Or, it would be if Caddyshack were not also a freewheeling, occasionally frustrating mash up of tenuously related subplots, lovably eccentric minor characters (Doctor Beeper = Priceless) and sophomoric hijinks. It more or less works out, but only in the purely abstract way that things do for a guy like Ty Webb. It's easy to be smug and self assured when you're independently wealthy and there's nobody around to say you can't spend all day on the golf course sucking down highballs and chasing women. Or to put it another way, life is good when you're the offspring of Harold Ramis and you've got Bill Murray, Chevy Chase and Rodney Dangerfield - all masters of comic improvisation and all at the height of their abilities - in your corner.

Must be nice.

And it is, when it works, which is...most of the time.

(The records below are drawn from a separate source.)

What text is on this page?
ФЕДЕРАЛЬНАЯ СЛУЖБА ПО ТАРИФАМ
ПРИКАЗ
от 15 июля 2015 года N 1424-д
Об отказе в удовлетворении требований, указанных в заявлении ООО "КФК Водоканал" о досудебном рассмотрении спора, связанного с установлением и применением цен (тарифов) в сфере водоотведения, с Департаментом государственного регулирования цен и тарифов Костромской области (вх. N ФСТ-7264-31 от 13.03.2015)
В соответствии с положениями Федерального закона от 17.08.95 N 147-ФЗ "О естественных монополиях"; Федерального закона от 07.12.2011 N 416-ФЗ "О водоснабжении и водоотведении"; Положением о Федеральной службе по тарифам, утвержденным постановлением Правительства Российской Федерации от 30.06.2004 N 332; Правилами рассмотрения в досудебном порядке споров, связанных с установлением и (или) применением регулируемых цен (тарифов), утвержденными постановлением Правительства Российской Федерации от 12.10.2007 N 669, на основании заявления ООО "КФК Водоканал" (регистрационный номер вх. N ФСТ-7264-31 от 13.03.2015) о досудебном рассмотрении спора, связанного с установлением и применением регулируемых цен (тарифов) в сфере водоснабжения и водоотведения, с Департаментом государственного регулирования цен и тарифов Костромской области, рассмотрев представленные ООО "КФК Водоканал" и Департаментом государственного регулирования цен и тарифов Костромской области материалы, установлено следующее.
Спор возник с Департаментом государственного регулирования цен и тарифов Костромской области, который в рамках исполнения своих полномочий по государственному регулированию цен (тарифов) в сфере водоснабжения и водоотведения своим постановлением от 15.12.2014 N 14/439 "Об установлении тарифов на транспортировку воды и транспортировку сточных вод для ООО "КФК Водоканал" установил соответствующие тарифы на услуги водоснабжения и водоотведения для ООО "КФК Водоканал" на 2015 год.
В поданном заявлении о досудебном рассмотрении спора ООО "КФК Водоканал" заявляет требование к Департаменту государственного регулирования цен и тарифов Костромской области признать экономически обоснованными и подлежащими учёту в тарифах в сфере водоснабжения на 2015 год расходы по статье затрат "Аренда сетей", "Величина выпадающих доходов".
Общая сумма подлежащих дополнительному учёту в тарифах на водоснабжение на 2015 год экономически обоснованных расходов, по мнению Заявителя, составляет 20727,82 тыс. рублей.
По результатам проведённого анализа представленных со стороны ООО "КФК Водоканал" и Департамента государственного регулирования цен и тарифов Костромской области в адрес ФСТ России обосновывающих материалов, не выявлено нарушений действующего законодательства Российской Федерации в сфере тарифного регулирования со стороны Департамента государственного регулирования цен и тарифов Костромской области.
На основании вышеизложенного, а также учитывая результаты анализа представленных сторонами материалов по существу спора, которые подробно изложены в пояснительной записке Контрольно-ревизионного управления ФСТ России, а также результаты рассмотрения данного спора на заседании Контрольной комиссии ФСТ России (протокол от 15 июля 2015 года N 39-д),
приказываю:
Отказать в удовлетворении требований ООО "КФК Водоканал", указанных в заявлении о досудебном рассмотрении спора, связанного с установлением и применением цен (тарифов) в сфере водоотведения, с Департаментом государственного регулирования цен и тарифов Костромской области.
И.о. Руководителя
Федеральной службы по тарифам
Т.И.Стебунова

The majority of dialogue spoken on film by Murray, Chase and Dangerfield was improvised on the fly and while it is generally funny, it does show. And it's particularly noticeable on successive viewings, or if you happen to have a practiced eye. You see, in much the way Happy Days was originally about Richie Cunningham before Arthur Fonzarelli took over, Caddyshack was originally a different movie until three guys in particular proved to be ad-lib comedy gold. But where the Fonz is literally what caused Happy Days to jump the shark, I think the change in focus worked out for the best with Caddyshack. However the downside is that the movie has a choppy, uneven feel that often makes it seem more like a series of strung together sight gags and lazy puns than an actual film. It's a considerable trade off, albeit a worthwhile one, for the most part.